A five-year study of men aged 40 and above in Shanghai, China, has found that those who drank water from a heavily polluted downstream section of the Huangpu River were approximately 2.8 times more likely to develop esophageal cancer than men whose water came from the unpolluted upstream stretches of the same river. This wide disparity in cancer rates among men age 40 and above did not disappear even after the researchers controlled for other possible cancer- causing factors such as age, disease history, occupational history, lifestyle factors, dietary habits, education, water chlorination, and urban location. The authors cautioned, however, that since the study was conducted on just 71 patients and 1,122 controls, their results may not represent the risk to all 12 million people living in Shanghai. The study was published in the August 25, 1999, issue of the American Journal of Epidemiology.

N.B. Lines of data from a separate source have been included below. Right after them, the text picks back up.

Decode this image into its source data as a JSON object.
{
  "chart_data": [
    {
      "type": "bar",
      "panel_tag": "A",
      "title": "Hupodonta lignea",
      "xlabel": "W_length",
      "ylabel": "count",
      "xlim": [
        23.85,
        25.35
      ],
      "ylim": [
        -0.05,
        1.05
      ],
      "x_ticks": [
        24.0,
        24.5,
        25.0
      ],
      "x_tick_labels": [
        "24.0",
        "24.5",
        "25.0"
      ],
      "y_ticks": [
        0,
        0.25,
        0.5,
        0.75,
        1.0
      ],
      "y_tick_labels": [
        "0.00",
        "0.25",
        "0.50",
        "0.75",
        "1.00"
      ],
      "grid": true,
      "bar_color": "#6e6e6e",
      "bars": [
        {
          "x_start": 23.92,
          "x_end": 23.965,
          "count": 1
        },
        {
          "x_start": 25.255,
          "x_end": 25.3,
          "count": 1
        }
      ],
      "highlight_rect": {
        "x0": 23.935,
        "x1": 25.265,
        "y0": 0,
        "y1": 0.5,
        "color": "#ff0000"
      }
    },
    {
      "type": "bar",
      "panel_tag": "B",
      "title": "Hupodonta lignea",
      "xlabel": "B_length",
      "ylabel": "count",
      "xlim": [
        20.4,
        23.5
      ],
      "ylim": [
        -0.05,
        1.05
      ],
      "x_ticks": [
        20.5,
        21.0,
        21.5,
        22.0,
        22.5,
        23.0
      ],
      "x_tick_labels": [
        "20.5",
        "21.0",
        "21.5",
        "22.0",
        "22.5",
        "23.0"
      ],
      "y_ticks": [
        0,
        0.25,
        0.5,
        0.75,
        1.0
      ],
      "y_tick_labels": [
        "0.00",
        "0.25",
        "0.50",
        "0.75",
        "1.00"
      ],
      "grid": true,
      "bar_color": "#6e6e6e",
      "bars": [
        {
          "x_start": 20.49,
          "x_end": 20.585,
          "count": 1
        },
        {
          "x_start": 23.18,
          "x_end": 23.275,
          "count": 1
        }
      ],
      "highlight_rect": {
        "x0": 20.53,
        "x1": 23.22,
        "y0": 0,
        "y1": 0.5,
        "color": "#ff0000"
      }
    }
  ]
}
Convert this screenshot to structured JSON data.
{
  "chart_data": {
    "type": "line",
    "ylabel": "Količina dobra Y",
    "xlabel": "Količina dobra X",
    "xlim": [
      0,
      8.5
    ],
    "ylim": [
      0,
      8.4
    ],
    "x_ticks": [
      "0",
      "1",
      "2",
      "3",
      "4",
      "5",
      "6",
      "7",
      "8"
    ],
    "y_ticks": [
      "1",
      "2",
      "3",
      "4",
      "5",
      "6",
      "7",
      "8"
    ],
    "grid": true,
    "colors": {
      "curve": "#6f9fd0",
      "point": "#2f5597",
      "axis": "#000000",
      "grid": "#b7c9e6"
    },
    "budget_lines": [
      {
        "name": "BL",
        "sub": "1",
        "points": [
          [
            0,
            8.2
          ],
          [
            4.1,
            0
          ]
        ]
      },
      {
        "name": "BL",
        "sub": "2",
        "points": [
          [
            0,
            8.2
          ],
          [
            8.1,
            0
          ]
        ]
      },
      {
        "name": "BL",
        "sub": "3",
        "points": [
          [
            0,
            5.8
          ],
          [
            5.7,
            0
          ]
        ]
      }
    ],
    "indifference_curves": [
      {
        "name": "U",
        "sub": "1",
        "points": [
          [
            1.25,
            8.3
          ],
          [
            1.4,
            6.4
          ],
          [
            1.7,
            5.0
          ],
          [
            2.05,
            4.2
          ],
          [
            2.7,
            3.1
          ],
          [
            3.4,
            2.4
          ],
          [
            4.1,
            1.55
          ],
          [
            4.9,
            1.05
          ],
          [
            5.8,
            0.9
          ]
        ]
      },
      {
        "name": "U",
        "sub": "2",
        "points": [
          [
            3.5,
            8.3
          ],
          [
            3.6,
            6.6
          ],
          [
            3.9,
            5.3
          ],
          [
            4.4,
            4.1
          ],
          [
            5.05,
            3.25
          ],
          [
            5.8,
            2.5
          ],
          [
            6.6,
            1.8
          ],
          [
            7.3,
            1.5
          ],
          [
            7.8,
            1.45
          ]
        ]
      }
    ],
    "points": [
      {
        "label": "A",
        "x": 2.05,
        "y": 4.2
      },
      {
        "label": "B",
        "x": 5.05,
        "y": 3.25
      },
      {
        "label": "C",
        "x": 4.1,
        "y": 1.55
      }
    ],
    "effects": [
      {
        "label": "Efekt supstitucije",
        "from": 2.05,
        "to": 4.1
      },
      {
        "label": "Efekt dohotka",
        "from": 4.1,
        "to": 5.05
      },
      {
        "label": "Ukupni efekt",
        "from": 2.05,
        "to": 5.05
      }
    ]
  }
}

The study's author, Xuguang Tao, MD, PhD, research associate, Epidemiology, Johns Hopkins School of Public Health, noted that the downstream section of the Huangpu contained high levels of mutagens -- chemicals that when ingested cause alterations in DNA structure that can result in faulty cell function and sometimes in cancer -- and had also been implicated in doubling the risk of stomach and liver cancers in men. Shanghai stopped using this section of the river as a source of drinking water in 1987.

Mutagenic substances are not always dumped into a water supply but can also be produced whenever organic material is acted upon by chlorine. The study's results suggested that adding chlorine to the Huangpu, a river containing high levels of natural organic matter, may actually have increased the men's risk of cancer.